18.

Ma petite fille,

Le départ pour Buenos Aires est fixé au 10 octobre. Je pensais pouvoir venir t’embrasser, mais après Londres, on m’envoie en Allemagne d’où je ne reviendrai que la veille du 10. Sarah, Samuel et Amos m’accompagnent, Daniel partira plus tard.

J’ai revu Victoria Ocampo à Londres, elle m’a dit qu’elle serait heureuse de te recevoir dans sa propriété de la banlieue de Buenos Aires à San lsidro, elle doit t’écrire pour te confirmer son invitation. Je ne souhaite pas que tu y répondes, ce pays n’est pas stable politiquement et il y a des risques d’affrontements, je ne veux pas que tu sois mêlée à tout cela. Reprends des forces sur cette terre que tu aimes. Plus que jamais, ils ont besoin de toi à Montillac et c’est dans le travail que tu trouveras l’apaisement. Si cependant tu préfères venir à Paris, l’appartement de la rue de l’Université est le tien. J’ai déposé à ton nom à ma banque une certaine somme. Sers-t-en sans scrupule et considère que ce qui m’appartient est à toi. N’oublie pas que c’est toi que j’aime et que je te considère comme ma femme. Je sais que le temps viendra où nous pourrons vivre ensemble sans peur et sans contraintes.

J’ai beaucoup admiré ton courage durant ces jours pénibles ; tu as porté tout cela à bout de bras, ma vaillante. Je t’admire autant que je t’aime.

Écris-moi à l’ambassade de France à Buenos Aires, l’ambassadeur est un ami.

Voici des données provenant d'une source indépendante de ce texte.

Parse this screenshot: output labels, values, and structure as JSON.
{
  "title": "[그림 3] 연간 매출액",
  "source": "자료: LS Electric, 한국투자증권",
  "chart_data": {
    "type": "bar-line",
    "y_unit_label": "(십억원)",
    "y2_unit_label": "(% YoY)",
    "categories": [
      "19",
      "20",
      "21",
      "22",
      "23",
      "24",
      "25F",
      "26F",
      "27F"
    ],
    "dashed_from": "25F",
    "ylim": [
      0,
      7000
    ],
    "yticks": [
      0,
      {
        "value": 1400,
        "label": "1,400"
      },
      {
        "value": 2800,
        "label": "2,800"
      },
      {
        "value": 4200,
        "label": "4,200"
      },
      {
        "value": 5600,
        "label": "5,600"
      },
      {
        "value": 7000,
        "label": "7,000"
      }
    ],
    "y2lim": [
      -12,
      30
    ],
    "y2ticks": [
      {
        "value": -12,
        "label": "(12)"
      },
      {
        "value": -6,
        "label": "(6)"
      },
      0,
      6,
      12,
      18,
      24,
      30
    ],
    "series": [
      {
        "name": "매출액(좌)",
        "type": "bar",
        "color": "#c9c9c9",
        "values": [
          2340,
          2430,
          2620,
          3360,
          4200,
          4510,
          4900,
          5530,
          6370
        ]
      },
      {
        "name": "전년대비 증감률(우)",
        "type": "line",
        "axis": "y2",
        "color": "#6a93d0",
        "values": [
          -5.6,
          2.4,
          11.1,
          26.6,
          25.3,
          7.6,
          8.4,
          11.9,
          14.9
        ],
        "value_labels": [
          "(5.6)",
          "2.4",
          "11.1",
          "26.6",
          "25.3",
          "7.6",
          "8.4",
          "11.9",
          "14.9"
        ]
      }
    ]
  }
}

Tu me manques, ma chérie, chaque nuit et chaque jour je souffre de ton absence. Pense à celui qui t’aime,

François.

« Je m’en moque, qu’il m’admire et me trouve courageuse et qu’il m’aime !… Cela ne l’empêche pas de partir avec une autre qui porte son nom… il se moque de moi… Croit-il que je vais l’attendre patiemment au coin du feu ?… il mériterait que je le prenne au mot et que je dépense tout son argent… Comment peut-il parler d’apaisement alors que règne en moi un désordre total ?… Il n’a rien compris !… Ils n’ont pas besoin de moi à Montillac, Alain et Françoise se débrouillent très bien et Charles, avec eux, a trouvé une vraie famille… ils sont très gentils avec cette pauvre Lisa qui n’arrête pas de pleurer et avec Ruth… je me sens plutôt de trop dans ce paysage… Montillac… les vignes… c’est vrai que je leur suis attachée et en même temps presque indifférente, comme si cela ne me concernait plus… j’aimerais savoir où est ma vraie place… je me sens de nulle part… »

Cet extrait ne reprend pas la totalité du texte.